I suggest, you run defrag.

infectedknit · #57 (**permalink**) 07-06-2009, 05:47 AM

Hmmm, alright. I did everything the last post said to do (defrag running right now). Too bad it's still running at about 80% of what I remember... maybe it's just my imagination. *shrugs*

Thanks for all the help Broni! I really do appreciate it.

infectedknit · #58 (**permalink**) 07-06-2009, 05:52 AM

And.... wow. I feel so stupid.

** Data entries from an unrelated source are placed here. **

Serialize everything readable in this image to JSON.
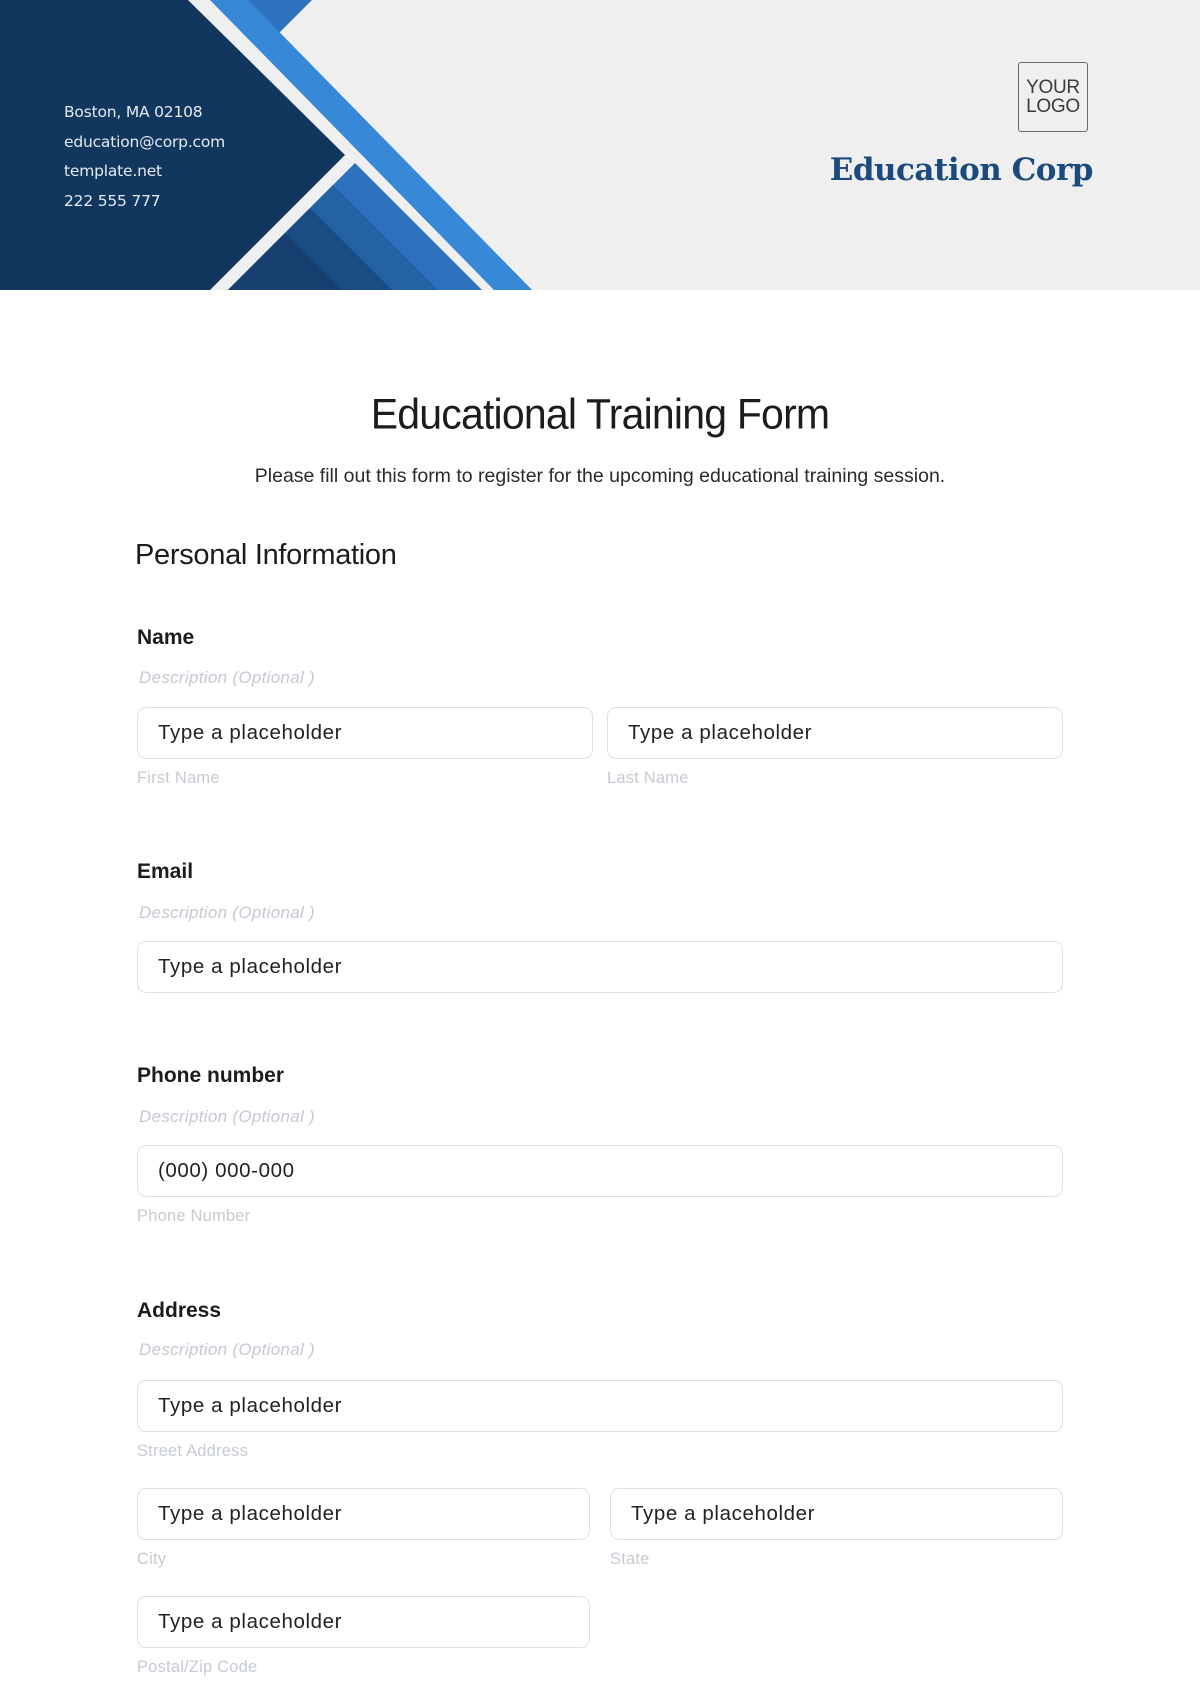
{
  "header": {
    "contact_lines": [
      "Boston, MA 02108",
      "education@corp.com",
      "template.net",
      "222 555 777"
    ],
    "logo_line1": "YOUR",
    "logo_line2": "LOGO",
    "company_name": "Education Corp",
    "colors": {
      "navy": "#12375f",
      "mid_blue": "#2e72bf",
      "bright_blue": "#3789d8",
      "band_dark": "#1b4d85",
      "band_mid": "#2362a3",
      "background": "#efefef",
      "company_text": "#1b4a7d"
    }
  },
  "form": {
    "title": "Educational Training Form",
    "subtitle": "Please fill out this form to register for the upcoming educational training session.",
    "section_title": "Personal Information",
    "questions": {
      "name": {
        "label": "Name",
        "description": "Description  (Optional )",
        "fields": [
          {
            "placeholder": "Type a placeholder",
            "sublabel": "First Name"
          },
          {
            "placeholder": "Type a placeholder",
            "sublabel": "Last Name"
          }
        ]
      },
      "email": {
        "label": "Email",
        "description": "Description  (Optional )",
        "fields": [
          {
            "placeholder": "Type a placeholder"
          }
        ]
      },
      "phone": {
        "label": "Phone number",
        "description": "Description  (Optional )",
        "fields": [
          {
            "placeholder": "(000) 000-000",
            "sublabel": "Phone Number"
          }
        ]
      },
      "address": {
        "label": "Address",
        "description": "Description  (Optional )",
        "fields": [
          {
            "placeholder": "Type a placeholder",
            "sublabel": "Street Address"
          },
          {
            "placeholder": "Type a placeholder",
            "sublabel": "City"
          },
          {
            "placeholder": "Type a placeholder",
            "sublabel": "State"
          },
          {
            "placeholder": "Type a placeholder",
            "sublabel": "Postal/Zip Code"
          }
        ]
      }
    }
  }
}
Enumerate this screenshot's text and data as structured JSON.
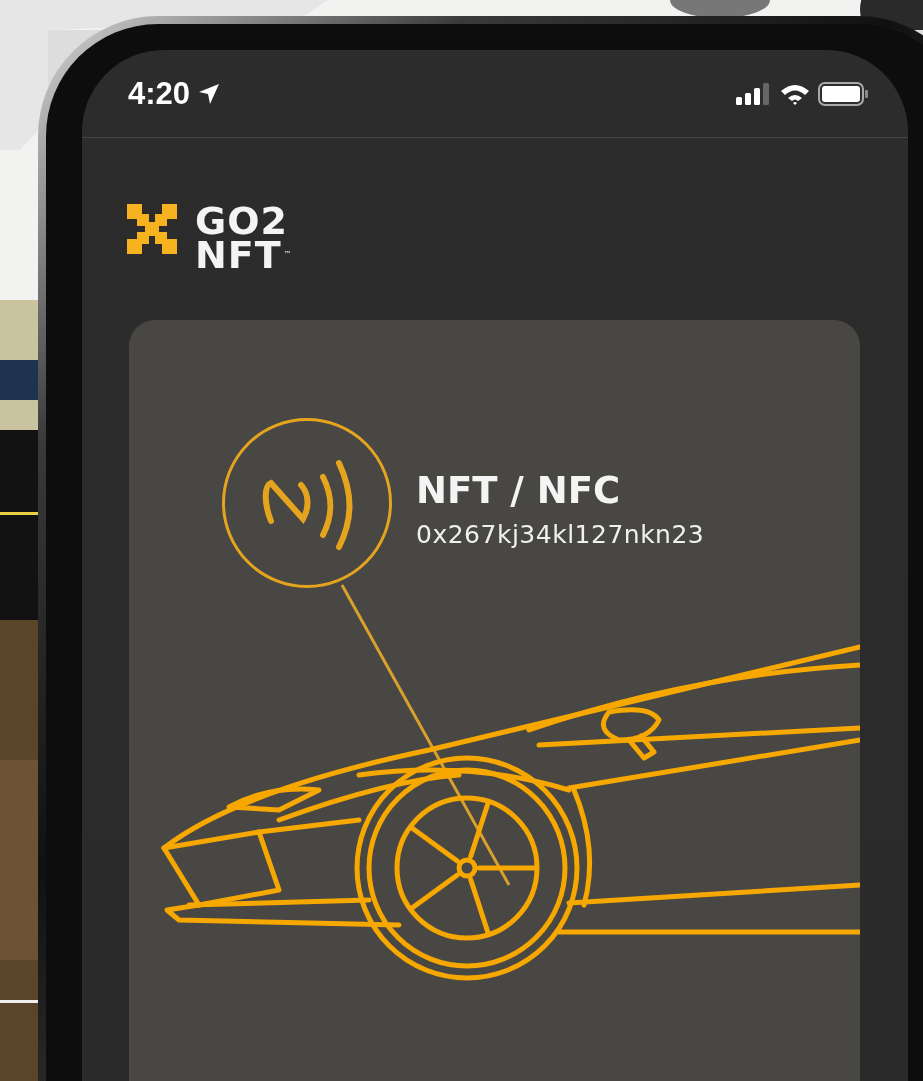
{
  "status_bar": {
    "time": "4:20"
  },
  "logo": {
    "line_1": "GO2",
    "line_2": "NFT",
    "trademark": "™"
  },
  "card": {
    "title": "NFT / NFC",
    "token_id": "0x267kj34kl127nkn23"
  }
}
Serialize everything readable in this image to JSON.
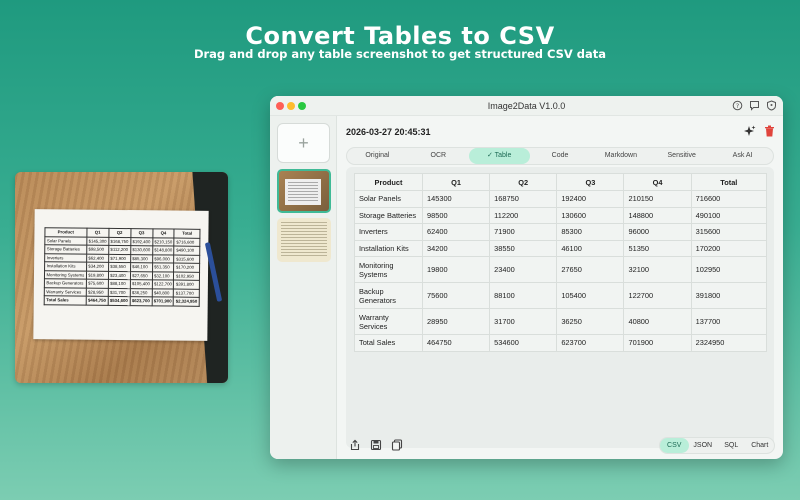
{
  "hero": {
    "title": "Convert Tables to CSV",
    "subtitle": "Drag and drop any table screenshot to get structured CSV data"
  },
  "photo": {
    "headers": [
      "Product",
      "Q1",
      "Q2",
      "Q3",
      "Q4",
      "Total"
    ],
    "rows": [
      [
        "Solar Panels",
        "$145,300",
        "$168,750",
        "$192,400",
        "$210,150",
        "$716,600"
      ],
      [
        "Storage Batteries",
        "$98,500",
        "$112,200",
        "$130,600",
        "$148,800",
        "$490,100"
      ],
      [
        "Inverters",
        "$62,400",
        "$71,900",
        "$85,300",
        "$96,000",
        "$315,600"
      ],
      [
        "Installation Kits",
        "$34,200",
        "$38,550",
        "$46,100",
        "$51,350",
        "$170,200"
      ],
      [
        "Monitoring Systems",
        "$19,800",
        "$23,400",
        "$27,650",
        "$32,100",
        "$102,950"
      ],
      [
        "Backup Generators",
        "$75,600",
        "$88,100",
        "$105,400",
        "$122,700",
        "$391,800"
      ],
      [
        "Warranty Services",
        "$28,950",
        "$31,700",
        "$36,250",
        "$40,800",
        "$137,700"
      ],
      [
        "Total Sales",
        "$464,750",
        "$534,600",
        "$623,700",
        "$701,900",
        "$2,324,950"
      ]
    ]
  },
  "window": {
    "title": "Image2Data V1.0.0",
    "icons": [
      "help-icon",
      "feedback-icon",
      "privacy-icon"
    ]
  },
  "main": {
    "timestamp": "2026-03-27 20:45:31",
    "tabs": [
      {
        "label": "Original",
        "active": false
      },
      {
        "label": "OCR",
        "active": false
      },
      {
        "label": "✓ Table",
        "active": true
      },
      {
        "label": "Code",
        "active": false
      },
      {
        "label": "Markdown",
        "active": false
      },
      {
        "label": "Sensitive",
        "active": false
      },
      {
        "label": "Ask AI",
        "active": false
      }
    ],
    "table": {
      "headers": [
        "Product",
        "Q1",
        "Q2",
        "Q3",
        "Q4",
        "Total"
      ],
      "rows": [
        [
          "Solar Panels",
          "145300",
          "168750",
          "192400",
          "210150",
          "716600"
        ],
        [
          "Storage Batteries",
          "98500",
          "112200",
          "130600",
          "148800",
          "490100"
        ],
        [
          "Inverters",
          "62400",
          "71900",
          "85300",
          "96000",
          "315600"
        ],
        [
          "Installation Kits",
          "34200",
          "38550",
          "46100",
          "51350",
          "170200"
        ],
        [
          "Monitoring Systems",
          "19800",
          "23400",
          "27650",
          "32100",
          "102950"
        ],
        [
          "Backup Generators",
          "75600",
          "88100",
          "105400",
          "122700",
          "391800"
        ],
        [
          "Warranty Services",
          "28950",
          "31700",
          "36250",
          "40800",
          "137700"
        ],
        [
          "Total Sales",
          "464750",
          "534600",
          "623700",
          "701900",
          "2324950"
        ]
      ]
    },
    "formats": [
      {
        "label": "CSV",
        "active": true
      },
      {
        "label": "JSON",
        "active": false
      },
      {
        "label": "SQL",
        "active": false
      },
      {
        "label": "Chart",
        "active": false
      }
    ]
  },
  "colors": {
    "accent": "#3fba96",
    "active_tab_bg": "#b9eed9",
    "delete": "#e0443c"
  }
}
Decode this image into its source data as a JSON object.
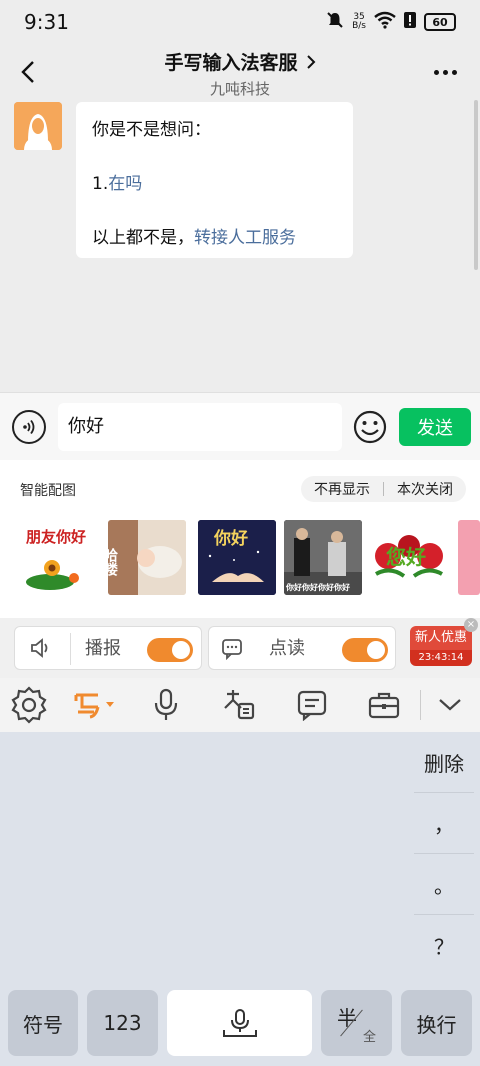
{
  "status_bar": {
    "time": "9:31",
    "net_speed_value": "35",
    "net_speed_unit": "B/s",
    "battery": "60"
  },
  "header": {
    "title": "手写输入法客服",
    "subtitle": "九吨科技"
  },
  "chat": {
    "message": {
      "line1": "你是不是想问：",
      "option_number": "1.",
      "option_link": "在吗",
      "footer_text": "以上都不是，",
      "footer_link": "转接人工服务"
    }
  },
  "input_bar": {
    "text": "你好",
    "send_label": "发送"
  },
  "sticker_panel": {
    "title": "智能配图",
    "hide_forever": "不再显示",
    "close_once": "本次关闭",
    "stickers": [
      {
        "text": "朋友你好",
        "bg": "#ffffff"
      },
      {
        "text": "哈喽",
        "bg": "#e9dccd"
      },
      {
        "text": "你好",
        "bg": "#1b1f4a"
      },
      {
        "text": "你好你好你好你好",
        "bg": "#3b3b3b"
      },
      {
        "text": "您好",
        "bg": "#ffffff"
      }
    ]
  },
  "tts_bar": {
    "broadcast_label": "播报",
    "read_label": "点读",
    "broadcast_on": true,
    "read_on": true,
    "promo_title": "新人优惠",
    "promo_time": "23:43:14"
  },
  "keyboard": {
    "side_keys": [
      "删除",
      "，",
      "。",
      "？"
    ],
    "symbol_key": "符号",
    "number_key": "123",
    "half_key_main": "半",
    "half_key_sub": "全",
    "enter_key": "换行"
  },
  "colors": {
    "send_green": "#07c160",
    "accent_orange": "#f08a2e",
    "link_blue": "#4b6e9c"
  }
}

According to my System page... and I just did a refresh check... I only have 512 MB of RAM.... I think I didn't put the RAM back in right when I took it out. >.<

broni · #59 (**permalink**) 07-06-2009, 06:17 AM

Surely Vista on 512MB will be very slow.
I thought, you had 3GB of RAM.
How many sticks, and of what values did you take out?

infectedknit · #60 (**permalink**) 07-06-2009, 06:23 AM

Alright, yes Vista on 512 MB is severely slow.

I do have 3GB of RAM. When I took one by one out to check it, I didn't put them back in properly (They were sitting like halfway out).

I had four sticks, and each was... I'm not sure. One was 512MB, but the rest made up for a grand total of 3GB.

I have since opened my computer back up, and inserted them all back in properly, and it is just back to the way it was.

Thanks Broni for fixing the major problem. Too bad I had to go and make another problem that you couldn't figure out. Wow... lol.